Carlos Alcaraz eclipsed the $20 million mark in prize money following his runner-up finish in the Cincinnati Masters final, which is a huge milestone in comparison to players of his age.
The 20-year-old becomes the first tennis player, male or female, born in the 2000s to attain and cross that mark, after netting $556,630 following his run to the final of the Western & Southern Open. Alcaraz, who began the week on $19,810,077, has now earned $20,366,707 in his career so far.
Alcaraz pips Djokovic’s coach Goran Ivanisevic and moves into 29th place in the list of Top Prize Money Earners on the ATP Tour of all time. For a player who only turned professional in 2018, it represents a colossal rise, having made close to 50% of his total prize money this season alone ($8,537,064).
Alcaraz and Djokovic played out of the longest best-of-three set final in ATP history (since 1990) and in which Djokovic saved a championship point and prevailed 5-7, 7-6, 7-6 in three hours of 49 minutes of drama and delirium, a match that left tennis drooling for a repeat at this year’s US Open. Despite the gutwrenching defeat, Alcaraz was equally happy that he left everything on the court.

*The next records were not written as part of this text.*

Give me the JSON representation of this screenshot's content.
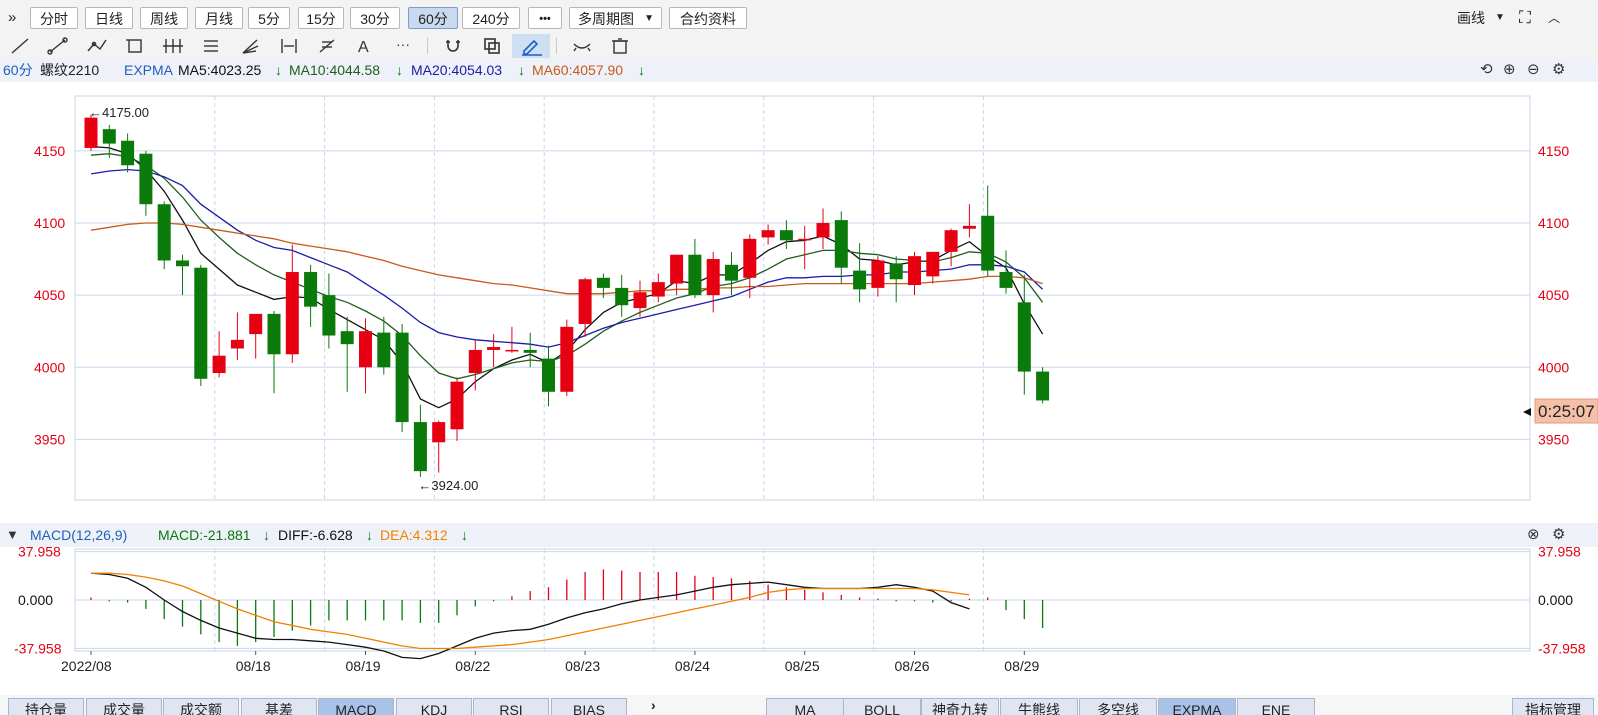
{
  "toolbar": {
    "expand_glyph": "»",
    "periods": [
      {
        "label": "分时",
        "active": false
      },
      {
        "label": "日线",
        "active": false
      },
      {
        "label": "周线",
        "active": false
      },
      {
        "label": "月线",
        "active": false
      },
      {
        "label": "5分",
        "active": false
      },
      {
        "label": "15分",
        "active": false
      },
      {
        "label": "30分",
        "active": false
      },
      {
        "label": "60分",
        "active": true
      },
      {
        "label": "240分",
        "active": false
      }
    ],
    "more": "•••",
    "multi_period": "多周期图",
    "contract_info": "合约资料",
    "draw": "画线",
    "fullscreen_glyph": "⛶"
  },
  "drawing_tools": [
    "line-icon",
    "ray-icon",
    "polyline-icon",
    "rectangle-tool-icon",
    "parallel-channel-icon",
    "fibonacci-icon",
    "fan-icon",
    "measure-icon",
    "gann-icon",
    "text-tool-icon",
    "more-tools-icon",
    "magnet-icon",
    "copy-icon",
    "pencil-icon",
    "hide-icon",
    "trash-icon"
  ],
  "info": {
    "period": "60分",
    "symbol": "螺纹2210",
    "indicator": "EXPMA",
    "ma5": "MA5:4023.25",
    "ma10": "MA10:4044.58",
    "ma20": "MA20:4054.03",
    "ma60": "MA60:4057.90",
    "down_arrow": "↓"
  },
  "macd_info": {
    "name": "MACD(12,26,9)",
    "macd": "MACD:-21.881",
    "diff": "DIFF:-6.628",
    "dea": "DEA:4.312",
    "down_arrow": "↓"
  },
  "countdown": "0:25:07",
  "bottom_tabs_left": [
    {
      "label": "持仓量",
      "active": false
    },
    {
      "label": "成交量",
      "active": false
    },
    {
      "label": "成交额",
      "active": false
    },
    {
      "label": "基差",
      "active": false
    },
    {
      "label": "MACD",
      "active": true
    },
    {
      "label": "KDJ",
      "active": false
    },
    {
      "label": "RSI",
      "active": false
    },
    {
      "label": "BIAS",
      "active": false
    }
  ],
  "bottom_tabs_right": [
    {
      "label": "MA",
      "active": false
    },
    {
      "label": "BOLL",
      "active": false
    },
    {
      "label": "神奇九转",
      "active": false
    },
    {
      "label": "牛熊线",
      "active": false
    },
    {
      "label": "多空线",
      "active": false
    },
    {
      "label": "EXPMA",
      "active": true
    },
    {
      "label": "ENE",
      "active": false
    }
  ],
  "indicator_manage": "指标管理",
  "colors": {
    "up": "#e60012",
    "down": "#0a7a0a",
    "ma5": "#111111",
    "ma10": "#1f5f1f",
    "ma20": "#1c1ca8",
    "ma60": "#c85a1a",
    "dea": "#f08000",
    "axis_red": "#e60012",
    "grid": "#c9d6ea"
  },
  "chart_data": [
    {
      "type": "candlestick",
      "ylim": [
        3908,
        4188
      ],
      "yticks": [
        4150,
        4100,
        4050,
        4000,
        3950
      ],
      "ytick_labels": [
        "4150",
        "4100",
        "4050",
        "4000",
        "3950"
      ],
      "annotations": [
        {
          "text": "←4175.00",
          "value": 4175,
          "bar": 0
        },
        {
          "text": "←3924.00",
          "value": 3924,
          "bar": 18
        }
      ],
      "x_labels": [
        {
          "text": "2022/08",
          "bar": 0
        },
        {
          "text": "08/18",
          "bar": 9
        },
        {
          "text": "08/19",
          "bar": 15
        },
        {
          "text": "08/22",
          "bar": 21
        },
        {
          "text": "08/23",
          "bar": 27
        },
        {
          "text": "08/24",
          "bar": 33
        },
        {
          "text": "08/25",
          "bar": 39
        },
        {
          "text": "08/26",
          "bar": 45
        },
        {
          "text": "08/29",
          "bar": 51
        }
      ],
      "ohlc": [
        [
          4152,
          4175,
          4150,
          4173
        ],
        [
          4165,
          4168,
          4145,
          4155
        ],
        [
          4157,
          4162,
          4135,
          4140
        ],
        [
          4148,
          4150,
          4105,
          4113
        ],
        [
          4113,
          4115,
          4068,
          4074
        ],
        [
          4074,
          4078,
          4050,
          4070
        ],
        [
          4069,
          4071,
          3987,
          3992
        ],
        [
          3996,
          4025,
          3993,
          4008
        ],
        [
          4013,
          4038,
          4005,
          4019
        ],
        [
          4023,
          4035,
          4006,
          4037
        ],
        [
          4037,
          4039,
          3982,
          4009
        ],
        [
          4009,
          4085,
          4003,
          4066
        ],
        [
          4066,
          4071,
          4028,
          4042
        ],
        [
          4050,
          4065,
          4013,
          4022
        ],
        [
          4025,
          4035,
          3983,
          4016
        ],
        [
          4000,
          4034,
          3982,
          4025
        ],
        [
          4024,
          4035,
          3995,
          4000
        ],
        [
          4024,
          4030,
          3955,
          3962
        ],
        [
          3962,
          3974,
          3924,
          3928
        ],
        [
          3948,
          3963,
          3927,
          3962
        ],
        [
          3957,
          3993,
          3949,
          3990
        ],
        [
          3996,
          4019,
          3984,
          4012
        ],
        [
          4012,
          4023,
          4000,
          4014
        ],
        [
          4012,
          4028,
          4010,
          4012
        ],
        [
          4012,
          4024,
          4000,
          4010
        ],
        [
          4006,
          4015,
          3973,
          3983
        ],
        [
          3983,
          4033,
          3980,
          4028
        ],
        [
          4030,
          4062,
          4021,
          4061
        ],
        [
          4062,
          4065,
          4048,
          4055
        ],
        [
          4055,
          4064,
          4035,
          4043
        ],
        [
          4041,
          4060,
          4035,
          4052
        ],
        [
          4049,
          4065,
          4045,
          4059
        ],
        [
          4058,
          4072,
          4050,
          4078
        ],
        [
          4078,
          4089,
          4048,
          4050
        ],
        [
          4050,
          4080,
          4038,
          4075
        ],
        [
          4071,
          4080,
          4050,
          4060
        ],
        [
          4062,
          4092,
          4048,
          4089
        ],
        [
          4090,
          4099,
          4085,
          4095
        ],
        [
          4095,
          4102,
          4082,
          4088
        ],
        [
          4089,
          4098,
          4068,
          4089
        ],
        [
          4090,
          4110,
          4082,
          4100
        ],
        [
          4102,
          4108,
          4058,
          4069
        ],
        [
          4067,
          4086,
          4045,
          4054
        ],
        [
          4055,
          4077,
          4049,
          4074
        ],
        [
          4072,
          4077,
          4045,
          4061
        ],
        [
          4057,
          4080,
          4050,
          4077
        ],
        [
          4063,
          4072,
          4058,
          4080
        ],
        [
          4080,
          4096,
          4070,
          4095
        ],
        [
          4096,
          4113,
          4090,
          4098
        ],
        [
          4105,
          4126,
          4063,
          4067
        ],
        [
          4066,
          4081,
          4051,
          4055
        ],
        [
          4045,
          4064,
          3981,
          3997
        ],
        [
          3997,
          4000,
          3975,
          3977
        ]
      ],
      "series": [
        {
          "name": "MA5",
          "values": [
            4153,
            4152,
            4148,
            4137,
            4122,
            4102,
            4079,
            4068,
            4057,
            4052,
            4047,
            4049,
            4048,
            4040,
            4033,
            4026,
            4019,
            4003,
            3978,
            3972,
            3978,
            3990,
            3999,
            4005,
            4009,
            4003,
            4011,
            4026,
            4038,
            4045,
            4048,
            4051,
            4060,
            4058,
            4064,
            4064,
            4072,
            4081,
            4087,
            4088,
            4091,
            4085,
            4075,
            4074,
            4071,
            4073,
            4074,
            4081,
            4087,
            4077,
            4069,
            4044,
            4023
          ]
        },
        {
          "name": "MA10",
          "values": [
            4147,
            4148,
            4146,
            4140,
            4131,
            4118,
            4102,
            4090,
            4079,
            4071,
            4064,
            4059,
            4054,
            4049,
            4045,
            4039,
            4032,
            4022,
            4008,
            3996,
            3992,
            3995,
            3999,
            4003,
            4005,
            4004,
            4008,
            4016,
            4025,
            4032,
            4038,
            4043,
            4048,
            4051,
            4056,
            4058,
            4062,
            4068,
            4075,
            4078,
            4081,
            4081,
            4079,
            4078,
            4075,
            4074,
            4073,
            4076,
            4080,
            4079,
            4073,
            4062,
            4045
          ]
        },
        {
          "name": "MA20",
          "values": [
            4134,
            4136,
            4137,
            4136,
            4132,
            4126,
            4113,
            4104,
            4095,
            4088,
            4083,
            4081,
            4076,
            4071,
            4066,
            4058,
            4050,
            4041,
            4031,
            4024,
            4021,
            4019,
            4018,
            4017,
            4016,
            4014,
            4017,
            4022,
            4027,
            4031,
            4034,
            4037,
            4040,
            4043,
            4046,
            4049,
            4054,
            4059,
            4062,
            4062,
            4063,
            4063,
            4064,
            4064,
            4066,
            4066,
            4067,
            4068,
            4071,
            4071,
            4070,
            4066,
            4054
          ]
        },
        {
          "name": "MA60",
          "values": [
            4095,
            4097,
            4099,
            4100,
            4100,
            4099,
            4097,
            4095,
            4093,
            4091,
            4089,
            4086,
            4084,
            4082,
            4080,
            4077,
            4074,
            4070,
            4067,
            4064,
            4062,
            4060,
            4058,
            4057,
            4055,
            4053,
            4051,
            4051,
            4051,
            4052,
            4053,
            4053,
            4054,
            4054,
            4055,
            4055,
            4056,
            4056,
            4057,
            4058,
            4058,
            4058,
            4058,
            4058,
            4058,
            4058,
            4059,
            4060,
            4061,
            4063,
            4063,
            4062,
            4058
          ]
        }
      ]
    },
    {
      "type": "macd",
      "ylim": [
        -40,
        40
      ],
      "yticks": [
        37.958,
        0,
        -37.958
      ],
      "ytick_labels": [
        "37.958",
        "0.000",
        "-37.958"
      ],
      "histogram": [
        2,
        -1,
        -2,
        -7,
        -15,
        -21,
        -27,
        -33,
        -36,
        -33,
        -29,
        -24,
        -20,
        -16,
        -16,
        -16,
        -16,
        -16,
        -18,
        -18,
        -12,
        -5,
        -1,
        3,
        7,
        10,
        16,
        22,
        24,
        23,
        22,
        22,
        22,
        19,
        18,
        17,
        15,
        12,
        10,
        8,
        6,
        4,
        2,
        1,
        -1,
        -1,
        -2,
        -1,
        1,
        2,
        -8,
        -15,
        -22
      ],
      "series": [
        {
          "name": "DIFF",
          "values": [
            21,
            20,
            17,
            10,
            0,
            -9,
            -16,
            -22,
            -26,
            -30,
            -31,
            -31,
            -32,
            -33,
            -35,
            -37,
            -40,
            -45,
            -46,
            -42,
            -36,
            -30,
            -26,
            -24,
            -23,
            -19,
            -14,
            -10,
            -7,
            -3,
            0,
            2,
            4,
            7,
            10,
            12,
            13,
            14,
            12,
            10,
            9,
            9,
            9,
            10,
            12,
            10,
            7,
            -2,
            -7
          ]
        },
        {
          "name": "DEA",
          "values": [
            21,
            21,
            20,
            18,
            15,
            11,
            5,
            -1,
            -7,
            -12,
            -17,
            -20,
            -23,
            -25,
            -27,
            -30,
            -33,
            -36,
            -38,
            -38,
            -38,
            -37,
            -36,
            -35,
            -33,
            -31,
            -28,
            -25,
            -22,
            -19,
            -16,
            -13,
            -10,
            -7,
            -4,
            -1,
            2,
            6,
            8,
            9,
            9,
            9,
            9,
            9,
            9,
            9,
            8,
            6,
            4
          ]
        }
      ]
    }
  ]
}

“Exhausted. No, I feel proud of myself, honestly. I was talking and I don’t know why I was crying because I fight until the last ball. I almost beat one of the greatest of all time in our sport. It’s crazy to talk about it right now, but I left the court really, really happy with what I did. Of course, I’ve been talking with my coach, my team, that we are so, so proud of ourselves.”
Defeat is going to have enormous repercussions in the sprint to the No. 1 ranking which will almost certainly change hands after the conclusion of the US Open. Novak Djokovic, who is only 20 points behind in the standings, will reclaim it provided he can avoid a first-round upset in New York next week.
The US Open has flexed its financial muscle for the 2023 edition, increasing its total prize money to $65 million, with the winner of the men’s and women’s singles events pocketing a record $3 million each.